この衝撃的な性差は、男性より高齢の患者が多いからだといわれているが、もうひとつ、典型的な自覚症状の「胸の痛み」が男性よりも少なく、肩こりやあご、首の痛み、あるいはみぞおちの痛みや吐き気など、心臓の病気とは結びつかない症状を訴えることが多く、診断が遅れてしまう可能性が指摘されている。

性差が女性にとって命を脅かしかねないとして注目されているのが「隠れ狭心症」ともいわれる微小血管狭心症だ。

検査で見える血管は全体の5%のみ

「実は、心臓の血管を見る画像検査で確認できる血管は全体の5%に過ぎません。

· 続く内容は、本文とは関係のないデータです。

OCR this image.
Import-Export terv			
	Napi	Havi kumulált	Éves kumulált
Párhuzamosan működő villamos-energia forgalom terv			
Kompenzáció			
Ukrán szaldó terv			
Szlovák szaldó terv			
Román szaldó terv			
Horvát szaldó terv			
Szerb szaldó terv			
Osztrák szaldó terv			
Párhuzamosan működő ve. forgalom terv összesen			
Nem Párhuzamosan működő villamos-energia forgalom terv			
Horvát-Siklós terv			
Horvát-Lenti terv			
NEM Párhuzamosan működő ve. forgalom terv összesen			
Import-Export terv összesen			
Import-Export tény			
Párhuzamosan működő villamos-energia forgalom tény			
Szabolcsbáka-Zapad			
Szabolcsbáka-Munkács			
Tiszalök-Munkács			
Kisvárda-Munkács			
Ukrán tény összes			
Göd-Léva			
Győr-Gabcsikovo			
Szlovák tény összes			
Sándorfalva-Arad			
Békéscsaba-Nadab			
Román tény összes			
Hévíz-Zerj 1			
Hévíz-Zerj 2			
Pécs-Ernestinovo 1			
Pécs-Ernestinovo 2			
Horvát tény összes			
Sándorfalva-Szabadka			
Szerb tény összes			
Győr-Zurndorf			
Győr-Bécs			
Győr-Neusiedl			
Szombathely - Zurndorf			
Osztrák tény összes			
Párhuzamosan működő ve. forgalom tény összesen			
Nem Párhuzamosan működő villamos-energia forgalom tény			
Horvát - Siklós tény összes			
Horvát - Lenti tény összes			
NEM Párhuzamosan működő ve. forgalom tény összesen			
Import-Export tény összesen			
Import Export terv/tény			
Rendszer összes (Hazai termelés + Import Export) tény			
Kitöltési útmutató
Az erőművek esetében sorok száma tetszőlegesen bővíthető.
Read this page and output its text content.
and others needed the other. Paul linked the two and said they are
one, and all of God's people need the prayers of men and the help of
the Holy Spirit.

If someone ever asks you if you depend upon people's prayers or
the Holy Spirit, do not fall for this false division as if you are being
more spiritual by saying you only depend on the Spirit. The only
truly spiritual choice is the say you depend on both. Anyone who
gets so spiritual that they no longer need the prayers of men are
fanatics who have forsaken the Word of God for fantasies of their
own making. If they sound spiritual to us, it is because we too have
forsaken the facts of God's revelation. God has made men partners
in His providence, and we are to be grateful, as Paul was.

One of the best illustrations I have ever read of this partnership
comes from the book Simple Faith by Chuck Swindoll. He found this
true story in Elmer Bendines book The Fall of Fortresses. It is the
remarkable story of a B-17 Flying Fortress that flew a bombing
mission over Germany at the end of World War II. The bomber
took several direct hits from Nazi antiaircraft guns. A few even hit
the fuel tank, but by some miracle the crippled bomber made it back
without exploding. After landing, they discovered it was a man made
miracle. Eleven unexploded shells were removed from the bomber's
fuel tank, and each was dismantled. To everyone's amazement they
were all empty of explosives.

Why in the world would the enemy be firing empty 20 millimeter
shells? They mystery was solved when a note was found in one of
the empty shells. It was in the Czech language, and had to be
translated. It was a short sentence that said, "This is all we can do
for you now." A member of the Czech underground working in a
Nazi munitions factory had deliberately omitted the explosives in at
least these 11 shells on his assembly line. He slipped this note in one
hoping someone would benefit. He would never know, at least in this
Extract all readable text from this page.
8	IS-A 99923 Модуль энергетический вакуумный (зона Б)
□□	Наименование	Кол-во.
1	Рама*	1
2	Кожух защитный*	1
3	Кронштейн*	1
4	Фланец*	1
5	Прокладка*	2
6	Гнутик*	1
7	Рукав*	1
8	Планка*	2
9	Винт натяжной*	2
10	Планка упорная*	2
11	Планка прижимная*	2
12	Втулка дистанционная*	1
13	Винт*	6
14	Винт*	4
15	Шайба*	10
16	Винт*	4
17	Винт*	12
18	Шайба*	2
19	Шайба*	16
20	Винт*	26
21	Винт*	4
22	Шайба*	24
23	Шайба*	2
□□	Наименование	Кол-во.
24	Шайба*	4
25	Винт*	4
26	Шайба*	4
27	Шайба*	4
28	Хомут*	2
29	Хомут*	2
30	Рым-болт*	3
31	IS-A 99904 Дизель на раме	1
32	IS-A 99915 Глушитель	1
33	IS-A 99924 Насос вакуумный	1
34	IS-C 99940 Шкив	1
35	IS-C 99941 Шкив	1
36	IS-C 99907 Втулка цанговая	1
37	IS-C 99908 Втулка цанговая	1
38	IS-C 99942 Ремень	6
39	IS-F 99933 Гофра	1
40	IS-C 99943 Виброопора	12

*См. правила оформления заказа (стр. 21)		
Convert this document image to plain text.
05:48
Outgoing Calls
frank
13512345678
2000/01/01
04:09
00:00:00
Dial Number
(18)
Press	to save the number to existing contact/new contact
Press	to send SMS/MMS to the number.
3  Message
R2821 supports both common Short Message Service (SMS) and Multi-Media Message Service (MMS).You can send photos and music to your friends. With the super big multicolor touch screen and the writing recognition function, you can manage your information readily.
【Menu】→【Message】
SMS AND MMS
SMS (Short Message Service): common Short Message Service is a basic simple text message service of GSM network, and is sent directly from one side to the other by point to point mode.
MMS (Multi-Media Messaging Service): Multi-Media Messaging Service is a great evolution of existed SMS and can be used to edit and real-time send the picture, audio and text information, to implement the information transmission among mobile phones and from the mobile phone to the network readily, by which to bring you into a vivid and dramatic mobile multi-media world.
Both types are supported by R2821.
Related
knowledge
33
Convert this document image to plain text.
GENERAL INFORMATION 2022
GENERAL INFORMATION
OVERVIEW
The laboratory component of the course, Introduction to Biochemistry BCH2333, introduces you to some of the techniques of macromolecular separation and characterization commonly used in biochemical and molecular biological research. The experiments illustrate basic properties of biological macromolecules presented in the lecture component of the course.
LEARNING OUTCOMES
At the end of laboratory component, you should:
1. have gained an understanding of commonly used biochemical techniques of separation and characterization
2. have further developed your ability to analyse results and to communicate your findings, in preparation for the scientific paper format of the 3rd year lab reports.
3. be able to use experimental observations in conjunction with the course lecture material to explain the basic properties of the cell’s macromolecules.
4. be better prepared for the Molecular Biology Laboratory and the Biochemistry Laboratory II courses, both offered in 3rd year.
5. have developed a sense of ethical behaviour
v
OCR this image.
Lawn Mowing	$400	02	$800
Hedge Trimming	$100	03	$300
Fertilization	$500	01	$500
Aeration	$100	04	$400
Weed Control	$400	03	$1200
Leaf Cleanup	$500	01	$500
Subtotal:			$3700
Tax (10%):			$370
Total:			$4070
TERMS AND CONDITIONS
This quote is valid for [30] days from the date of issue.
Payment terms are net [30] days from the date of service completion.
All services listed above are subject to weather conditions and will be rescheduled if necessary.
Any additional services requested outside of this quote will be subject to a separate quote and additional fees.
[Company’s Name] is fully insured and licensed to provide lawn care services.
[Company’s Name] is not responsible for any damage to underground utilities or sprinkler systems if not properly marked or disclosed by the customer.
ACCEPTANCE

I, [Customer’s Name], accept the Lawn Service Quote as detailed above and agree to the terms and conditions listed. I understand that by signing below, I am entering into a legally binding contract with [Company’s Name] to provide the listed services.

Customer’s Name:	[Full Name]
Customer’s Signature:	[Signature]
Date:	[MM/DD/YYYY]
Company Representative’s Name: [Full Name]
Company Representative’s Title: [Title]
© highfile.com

従来は男性を基準とし、その5%で心筋梗塞や狭心症の診断を下していました」

熊本大学病院循環器内科で、女性の心血管疾患を診ている河野宏明さんは微小血管狭心症について、こう解説し、次のように続ける。

「画像検査で確認できるような太い血管が詰まって発症する狭心症と違って、微小血管狭心症は冠動脈という太い幹から枝分かれをして内側に入り込み、心臓の筋肉に栄養と酸素を届ける直径0.5mm以下の微小血管で異常が生じ、発症していると考えられます。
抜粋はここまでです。